Au fil des ans, cette pratique s’est institutionnalisée, bien qu’elle ne fût jamais formalisée par écrit. Ageli a affirmé devant le tribunal que des paiements ponctuels avaient été effectués au début des années 2000, confirmant ainsi cet accord tacite. Malgré son rôle de signataire unique de l’entreprise pendant plus de vingt ans, il n’a jamais demandé de paiements pour ses congés, se fiant à cet accord informel.

Tout a changé en mai 2022 avec un renouvellement du conseil d’administration de Sabtina Limited. Son rôle s’est progressivement réduit, et en mars 2024, Ageli a été licencié par simple courriel pour faute grave, sans réelle procédure contradictoire. À ce moment-là, son entreprise lui a refusé le paiement de ses 827 jours de congés accumulés, évalués à 392 000 livres sterling, soit près de 450 000 euros.

Le tribunal du travail de Watford a réagi rapidement.
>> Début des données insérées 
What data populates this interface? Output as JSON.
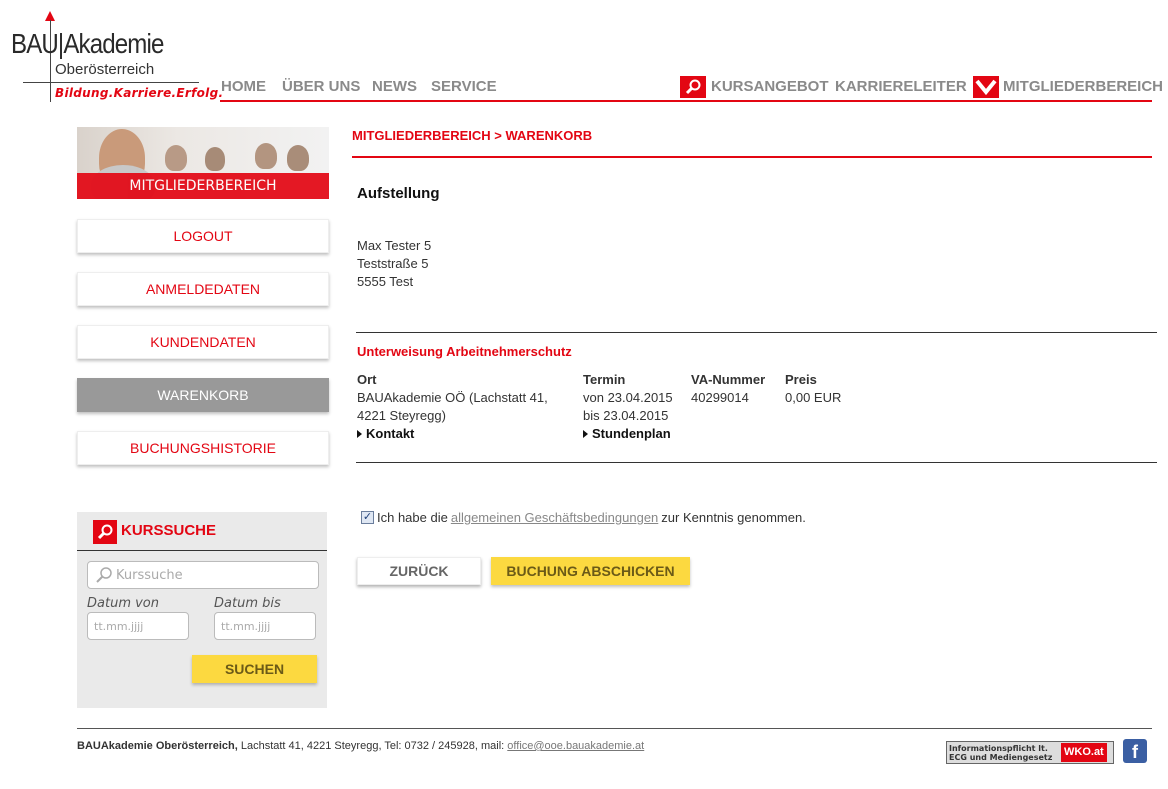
{
  "logo": {
    "brand": "BAU|Akademie",
    "region": "Oberösterreich",
    "tagline": "Bildung.Karriere.Erfolg."
  },
  "nav": {
    "left": [
      "HOME",
      "ÜBER UNS",
      "NEWS",
      "SERVICE"
    ],
    "kursangebot": "KURSANGEBOT",
    "karriereleiter": "KARRIERELEITER",
    "mitgliederbereich": "MITGLIEDERBEREICH"
  },
  "sidebar": {
    "banner_label": "MITGLIEDERBEREICH",
    "items": [
      {
        "label": "LOGOUT",
        "active": false
      },
      {
        "label": "ANMELDEDATEN",
        "active": false
      },
      {
        "label": "KUNDENDATEN",
        "active": false
      },
      {
        "label": "WARENKORB",
        "active": true
      },
      {
        "label": "BUCHUNGSHISTORIE",
        "active": false
      }
    ]
  },
  "search": {
    "title": "KURSSUCHE",
    "placeholder": "Kurssuche",
    "date_from_label": "Datum von",
    "date_to_label": "Datum bis",
    "date_placeholder": "tt.mm.jjjj",
    "submit_label": "SUCHEN"
  },
  "main": {
    "breadcrumb": "MITGLIEDERBEREICH > WARENKORB",
    "heading": "Aufstellung",
    "address": [
      "Max Tester 5",
      "Teststraße 5",
      "5555 Test"
    ],
    "course": {
      "title": "Unterweisung Arbeitnehmerschutz",
      "headers": {
        "ort": "Ort",
        "termin": "Termin",
        "va": "VA-Nummer",
        "preis": "Preis"
      },
      "ort": [
        "BAUAkademie OÖ (Lachstatt 41,",
        "4221 Steyregg)"
      ],
      "termin": [
        "von 23.04.2015",
        "bis 23.04.2015"
      ],
      "va_nummer": "40299014",
      "preis": "0,00 EUR",
      "kontakt_label": "Kontakt",
      "stundenplan_label": "Stundenplan"
    },
    "agb": {
      "checked": true,
      "before": "Ich habe die",
      "link": "allgemeinen Geschäftsbedingungen",
      "after": "zur Kenntnis genommen."
    },
    "back_label": "ZURÜCK",
    "submit_label": "BUCHUNG ABSCHICKEN"
  },
  "footer": {
    "company": "BAUAkademie Oberösterreich,",
    "address": "Lachstatt 41, 4221 Steyregg, Tel: 0732 / 245928, mail:",
    "email": "office@ooe.bauakademie.at",
    "wko_text_1": "Informationspflicht lt.",
    "wko_text_2": "ECG und Mediengesetz",
    "wko_brand": "WKO.at",
    "facebook": "f"
  },
  "colors": {
    "accent": "#e30613",
    "yellow": "#fcd940",
    "active_grey": "#999999"
  }
}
Il a jugé le licenciement injustifié et a ordonné le versement intégral de l’indemnité de congés payés. En plus de la somme liée aux congés non pris, le tribunal a accordé à Ageli une indemnité pour licenciement abusif de 91 490 livres et une indemnité de base de 14 070 livres, portant le total à près de 497 000 livres, équivalent à environ 560 000 euros.

Cette décision s’appuie sur les Working Time Regulations 1998 ainsi que sur la jurisprudence européenne, notamment l’arrêt King v Sash Window Workshop, qui stipule que les congés non pris peuvent se cumuler sans limite si l’employeur empêche le salarié de les prendre.

La situation de Mossadek Ageli soulève des questions sur les pratiques en matière de congés payés et sur les droits des salariés. En France, chaque salarié acquiert 2,5 jours ouvrables de congés par mois, soit 30 jours par an. Les jours non pris sont généralement perdus, sauf si l’employeur a empêché leur prise ou n’a pas informé le salarié, ce qui peut alors ouvrir droit à une indemnité.

Ce cas rappelle l’importance de la reconnaissance des droits des travailleurs et de la nécessité pour les employeurs de respecter les réglementations en matière de congés payés. L’histoire de Mossadek Ageli illustre comment une simple omission peut conduire à des conséquences financières considérables.